Si la plupart des ces créations se veulent anonymes, certaines sont signées. Ainsi, l’artiste alors déjà célèbre qu’est Shen Shaoyi conçoit la fameuse icône représentant le Président dominant la foule des gardes rouges du haut de Tian An Men, lors d’un de ces rassemblements où des millions de jeunes venus de tout le pays scandaient jusqu’à l’évanouissement parfois 毛主席万岁 Mao Zhuxi Wan Sui, « Longue vie au Président Mao », le slogan leit-motiv de toute la Révolution culturelle répété comme un mantra.
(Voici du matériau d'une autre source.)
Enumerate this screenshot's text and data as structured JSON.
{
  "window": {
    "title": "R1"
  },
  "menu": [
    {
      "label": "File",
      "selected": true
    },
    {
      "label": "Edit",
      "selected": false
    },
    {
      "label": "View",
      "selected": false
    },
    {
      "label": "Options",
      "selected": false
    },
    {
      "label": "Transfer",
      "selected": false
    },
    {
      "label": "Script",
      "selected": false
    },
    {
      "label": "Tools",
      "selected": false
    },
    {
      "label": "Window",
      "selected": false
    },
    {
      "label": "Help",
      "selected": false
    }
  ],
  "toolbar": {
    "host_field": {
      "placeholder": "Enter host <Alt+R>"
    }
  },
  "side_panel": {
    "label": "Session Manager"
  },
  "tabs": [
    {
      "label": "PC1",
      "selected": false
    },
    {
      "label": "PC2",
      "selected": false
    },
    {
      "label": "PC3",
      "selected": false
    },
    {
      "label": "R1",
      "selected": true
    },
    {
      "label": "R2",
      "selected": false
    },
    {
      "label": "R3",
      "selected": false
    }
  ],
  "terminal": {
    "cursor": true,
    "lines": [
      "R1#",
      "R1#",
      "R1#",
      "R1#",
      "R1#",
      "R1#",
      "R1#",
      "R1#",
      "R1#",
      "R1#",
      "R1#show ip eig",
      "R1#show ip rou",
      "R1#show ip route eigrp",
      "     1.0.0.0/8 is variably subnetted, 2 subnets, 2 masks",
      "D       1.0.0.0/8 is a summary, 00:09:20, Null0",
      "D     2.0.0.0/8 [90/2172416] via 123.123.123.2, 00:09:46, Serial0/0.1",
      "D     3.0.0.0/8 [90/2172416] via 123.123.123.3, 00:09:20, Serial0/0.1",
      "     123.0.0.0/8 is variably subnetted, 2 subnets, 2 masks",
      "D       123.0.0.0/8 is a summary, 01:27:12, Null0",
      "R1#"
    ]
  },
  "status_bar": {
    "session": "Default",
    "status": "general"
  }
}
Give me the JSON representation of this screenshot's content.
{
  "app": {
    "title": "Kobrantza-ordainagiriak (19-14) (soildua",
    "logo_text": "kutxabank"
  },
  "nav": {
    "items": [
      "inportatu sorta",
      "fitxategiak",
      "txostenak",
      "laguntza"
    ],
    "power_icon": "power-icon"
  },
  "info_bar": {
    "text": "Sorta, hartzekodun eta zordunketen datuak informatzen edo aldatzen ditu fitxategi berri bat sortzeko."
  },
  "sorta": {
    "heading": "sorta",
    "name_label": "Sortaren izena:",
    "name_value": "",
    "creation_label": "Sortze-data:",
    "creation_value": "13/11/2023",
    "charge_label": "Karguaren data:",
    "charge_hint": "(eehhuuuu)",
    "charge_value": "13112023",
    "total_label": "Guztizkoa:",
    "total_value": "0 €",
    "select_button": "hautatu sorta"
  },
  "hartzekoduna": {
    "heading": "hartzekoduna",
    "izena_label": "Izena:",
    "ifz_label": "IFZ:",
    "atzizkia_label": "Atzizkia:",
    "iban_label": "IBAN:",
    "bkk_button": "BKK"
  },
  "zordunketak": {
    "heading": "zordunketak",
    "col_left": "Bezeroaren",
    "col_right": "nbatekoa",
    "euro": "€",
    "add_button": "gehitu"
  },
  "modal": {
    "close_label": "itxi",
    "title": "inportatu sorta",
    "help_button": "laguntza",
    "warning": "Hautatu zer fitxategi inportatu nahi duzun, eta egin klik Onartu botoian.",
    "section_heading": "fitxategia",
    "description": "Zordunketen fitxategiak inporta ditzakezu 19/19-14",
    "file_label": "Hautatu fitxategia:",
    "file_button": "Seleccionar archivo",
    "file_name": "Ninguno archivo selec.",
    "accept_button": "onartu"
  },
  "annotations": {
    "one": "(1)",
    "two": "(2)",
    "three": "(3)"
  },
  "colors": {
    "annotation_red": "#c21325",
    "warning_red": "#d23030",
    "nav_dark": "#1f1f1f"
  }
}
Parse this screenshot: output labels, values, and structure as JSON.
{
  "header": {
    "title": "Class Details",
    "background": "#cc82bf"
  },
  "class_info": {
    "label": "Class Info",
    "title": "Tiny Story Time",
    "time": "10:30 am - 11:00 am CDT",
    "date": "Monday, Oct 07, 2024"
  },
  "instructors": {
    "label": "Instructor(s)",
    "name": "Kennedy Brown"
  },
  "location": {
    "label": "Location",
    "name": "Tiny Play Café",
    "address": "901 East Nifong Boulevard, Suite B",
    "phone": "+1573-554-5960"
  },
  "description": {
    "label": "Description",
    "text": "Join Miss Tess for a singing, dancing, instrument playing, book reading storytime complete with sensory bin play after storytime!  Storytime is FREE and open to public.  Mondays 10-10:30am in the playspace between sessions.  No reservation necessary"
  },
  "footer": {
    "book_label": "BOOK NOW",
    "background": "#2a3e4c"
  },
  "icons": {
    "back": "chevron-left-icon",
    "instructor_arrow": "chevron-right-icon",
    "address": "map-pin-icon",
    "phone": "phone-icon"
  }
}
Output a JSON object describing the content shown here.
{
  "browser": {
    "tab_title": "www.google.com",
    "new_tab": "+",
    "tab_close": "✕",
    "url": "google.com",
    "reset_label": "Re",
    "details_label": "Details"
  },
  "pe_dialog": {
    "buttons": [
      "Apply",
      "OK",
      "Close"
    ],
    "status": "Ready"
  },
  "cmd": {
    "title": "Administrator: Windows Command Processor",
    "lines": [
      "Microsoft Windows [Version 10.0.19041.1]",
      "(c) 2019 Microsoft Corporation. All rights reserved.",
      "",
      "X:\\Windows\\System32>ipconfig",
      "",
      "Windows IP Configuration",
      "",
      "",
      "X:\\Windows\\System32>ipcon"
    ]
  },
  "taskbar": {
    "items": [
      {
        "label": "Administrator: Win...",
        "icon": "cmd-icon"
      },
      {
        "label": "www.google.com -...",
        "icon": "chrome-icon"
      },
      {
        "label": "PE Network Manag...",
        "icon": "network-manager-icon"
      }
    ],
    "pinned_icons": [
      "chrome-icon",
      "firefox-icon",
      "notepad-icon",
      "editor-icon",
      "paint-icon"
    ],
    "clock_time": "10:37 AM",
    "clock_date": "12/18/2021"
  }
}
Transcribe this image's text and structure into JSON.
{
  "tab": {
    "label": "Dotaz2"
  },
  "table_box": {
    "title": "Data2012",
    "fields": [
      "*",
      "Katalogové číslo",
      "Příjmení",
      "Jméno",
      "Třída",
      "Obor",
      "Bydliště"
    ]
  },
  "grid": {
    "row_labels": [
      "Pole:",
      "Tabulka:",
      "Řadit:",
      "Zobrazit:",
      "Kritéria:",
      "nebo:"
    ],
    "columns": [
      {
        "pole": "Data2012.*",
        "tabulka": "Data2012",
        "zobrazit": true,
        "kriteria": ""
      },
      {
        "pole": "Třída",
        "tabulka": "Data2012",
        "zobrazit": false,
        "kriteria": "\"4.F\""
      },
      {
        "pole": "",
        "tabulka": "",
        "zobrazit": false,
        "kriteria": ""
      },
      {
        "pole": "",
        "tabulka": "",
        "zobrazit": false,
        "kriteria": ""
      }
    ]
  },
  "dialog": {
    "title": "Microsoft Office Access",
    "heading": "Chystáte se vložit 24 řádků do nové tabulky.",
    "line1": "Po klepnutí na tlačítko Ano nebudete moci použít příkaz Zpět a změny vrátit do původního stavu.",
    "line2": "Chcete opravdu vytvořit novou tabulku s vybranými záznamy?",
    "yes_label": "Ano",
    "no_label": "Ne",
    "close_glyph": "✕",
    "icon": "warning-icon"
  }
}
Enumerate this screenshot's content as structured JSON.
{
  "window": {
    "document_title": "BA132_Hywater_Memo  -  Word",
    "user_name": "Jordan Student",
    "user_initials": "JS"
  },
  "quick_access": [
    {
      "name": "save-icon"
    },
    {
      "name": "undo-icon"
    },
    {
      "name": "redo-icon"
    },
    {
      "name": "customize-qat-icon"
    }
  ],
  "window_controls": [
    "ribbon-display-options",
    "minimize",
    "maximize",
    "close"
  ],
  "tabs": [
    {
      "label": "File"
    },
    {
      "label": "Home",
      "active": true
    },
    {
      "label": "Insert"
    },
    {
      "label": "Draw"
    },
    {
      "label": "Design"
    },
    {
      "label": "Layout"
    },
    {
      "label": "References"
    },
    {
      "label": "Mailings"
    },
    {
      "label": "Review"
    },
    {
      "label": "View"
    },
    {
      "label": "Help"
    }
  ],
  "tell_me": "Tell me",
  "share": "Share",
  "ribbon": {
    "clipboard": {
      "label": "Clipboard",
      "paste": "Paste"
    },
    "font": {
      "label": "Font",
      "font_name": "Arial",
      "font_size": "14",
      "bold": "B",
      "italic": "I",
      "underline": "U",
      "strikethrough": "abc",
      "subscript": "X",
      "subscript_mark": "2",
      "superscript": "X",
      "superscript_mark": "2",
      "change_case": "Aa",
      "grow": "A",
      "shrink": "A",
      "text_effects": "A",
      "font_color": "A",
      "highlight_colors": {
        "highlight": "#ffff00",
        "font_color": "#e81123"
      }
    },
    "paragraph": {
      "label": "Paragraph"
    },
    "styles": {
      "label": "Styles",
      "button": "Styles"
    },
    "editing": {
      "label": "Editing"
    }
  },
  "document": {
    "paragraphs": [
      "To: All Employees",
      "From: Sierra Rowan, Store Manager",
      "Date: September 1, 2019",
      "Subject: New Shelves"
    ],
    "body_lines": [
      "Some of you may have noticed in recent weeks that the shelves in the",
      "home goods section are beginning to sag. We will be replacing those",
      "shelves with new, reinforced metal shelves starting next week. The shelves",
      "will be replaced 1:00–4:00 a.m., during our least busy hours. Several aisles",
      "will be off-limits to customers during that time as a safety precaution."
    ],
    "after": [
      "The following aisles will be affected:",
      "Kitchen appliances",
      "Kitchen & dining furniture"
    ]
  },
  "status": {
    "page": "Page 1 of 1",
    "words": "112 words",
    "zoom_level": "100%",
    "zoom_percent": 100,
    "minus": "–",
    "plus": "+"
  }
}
Mao, dont le bras gauche est orné d’un brassard de garde rouge, qui vient de lui être remis par une jeune activiste nommée Song Binbin, dont il vient de changer le prénom, - elle s’appellera désormais Song Yaowu, Song va-t-en guerre -, Mao lève le bras droit comme pour bénir la foule qui l’acclame.

L’œuvre initiale deviendra très vite un bois gravé. La tête de trois quart du « Grand Dirigeant » sera détourée, pour devenir le « sceau » le plus reproduit.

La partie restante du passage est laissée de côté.